Always Consider What OPEC Is Doing – What OPEC May Be Doing In The Future
On October 5, OPEC announced a November production cut of 2.0 million barrels per day. Therefore, a shortage of global oil supply was expected, which is why the oil price was able to rise from October 5th. But for a few days now, demand concerns about the approaching recession have overshadowed the market and the oil price is falling. But this very back-and-forth of arguments and points of view can quickly change direction again, and the shortage in the market comes back to the fore as the best argument. Therefore, consistently adhere to the stop price of our 4XSetUp short trading capability. So that in the worst case, we are washed out of the oil price with a loss of $5. If the oil price were to rise above USD 100 again. Yes even above 100 USD will be traded (buy/sell) up to new high prices. What a possibility more than there siT! But I, above all because of Russia’s war of aggression in Ukraine and its consequences for economic policy, do not assume that. On the contrary. I think that the cops, like me, by the way, was one thing at the beginning of the year – even before the outbreak of the war – are just too psychologically exhausted! Can’t get more than 100 USD? And if that’s the case, we paid 5 USD with our short trading capability 4XSetUp. So stay confident, as with food, with your family members – regarding the price of oil. And that regardless of whether you as a trader and/or investor are currently (not) involved in the market with an oil short position or oil long position.

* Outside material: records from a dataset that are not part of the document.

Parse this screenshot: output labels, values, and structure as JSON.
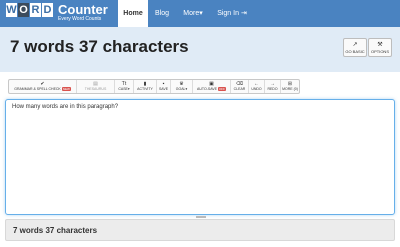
{
  "logo": {
    "letters": [
      "W",
      "O",
      "R",
      "D"
    ],
    "name": "Counter",
    "tagline": "Every Word Counts"
  },
  "nav": {
    "home": "Home",
    "blog": "Blog",
    "more": "More",
    "more_caret": "▾",
    "signin": "Sign In",
    "signin_icon": "⇥"
  },
  "header": {
    "title": "7 words 37 characters"
  },
  "buttons": {
    "go_basic": {
      "label": "GO BASIC",
      "icon": "external-link-icon",
      "glyph": "↗"
    },
    "options": {
      "label": "OPTIONS",
      "icon": "wrench-icon",
      "glyph": "⚒"
    }
  },
  "toolbar": {
    "grammar": {
      "label": "GRAMMAR & SPELL CHECK",
      "badge": "NEW",
      "icon": "check-icon",
      "glyph": "✔"
    },
    "thesaurus": {
      "label": "THESAURUS",
      "icon": "book-icon",
      "glyph": "▤"
    },
    "case": {
      "label": "CASE▾",
      "icon": "text-case-icon",
      "glyph": "Tt"
    },
    "activity": {
      "label": "ACTIVITY",
      "icon": "bar-chart-icon",
      "glyph": "▮"
    },
    "save": {
      "label": "SAVE",
      "icon": "save-icon",
      "glyph": "▪"
    },
    "goal": {
      "label": "GOAL▾",
      "icon": "trophy-icon",
      "glyph": "♛"
    },
    "autosave": {
      "label": "AUTO-SAVE",
      "badge": "OFF",
      "icon": "autosave-icon",
      "glyph": "▣"
    },
    "clear": {
      "label": "CLEAR",
      "icon": "trash-icon",
      "glyph": "⌫"
    },
    "undo": {
      "label": "UNDO",
      "icon": "undo-arrow-icon",
      "glyph": "←"
    },
    "redo": {
      "label": "REDO",
      "icon": "redo-arrow-icon",
      "glyph": "→"
    },
    "more": {
      "label": "MORE (0)",
      "icon": "grid-icon",
      "glyph": "⊞"
    }
  },
  "editor": {
    "text": "How many words are in this paragraph?"
  },
  "footer": {
    "summary": "7 words 37 characters"
  },
  "colors": {
    "navbar": "#4a83c1",
    "hero": "#e0ebf6",
    "badge": "#d9534f",
    "focus": "#66afe9"
  }
}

I also read the following comments worth reading in this context, over the weekend. And don’t want to withhold it from you. For example, I read the following on Bloomberg this weekend on oil prices and the current state of the oil market: “After the OPEC+ meeting, the focus had shifted to the demand side,” said Hans van Cleef, Senior Energy Economist at ABN Amro. The market is “waiting for the next trigger that sets some direction.”
The International Energy Agency last week warned that production cuts could plunge the global economy into recession, while the US has criticized the cuts. What an unspoken economic humiliation for the USA – for us in Europe (especially for my home country Germany). After the demand for oil had been reduced for the first time due to economic and political reasons, the producers in other countries were asked about it – and they simply said NO. Metaphorically speaking, give us the middle finger. And rightly so; after morally discrediting one’s opposite (oil producers) in order to politically capitalize on the opposite (green politics)at the expense of the opposite. White House National Security Advisor Jake Sullivan said options for a reassessment of US-Saudi Arabia relations included “changes in our approach to security assistance.” He spoke on CNN’s State of the Union show on Sunday.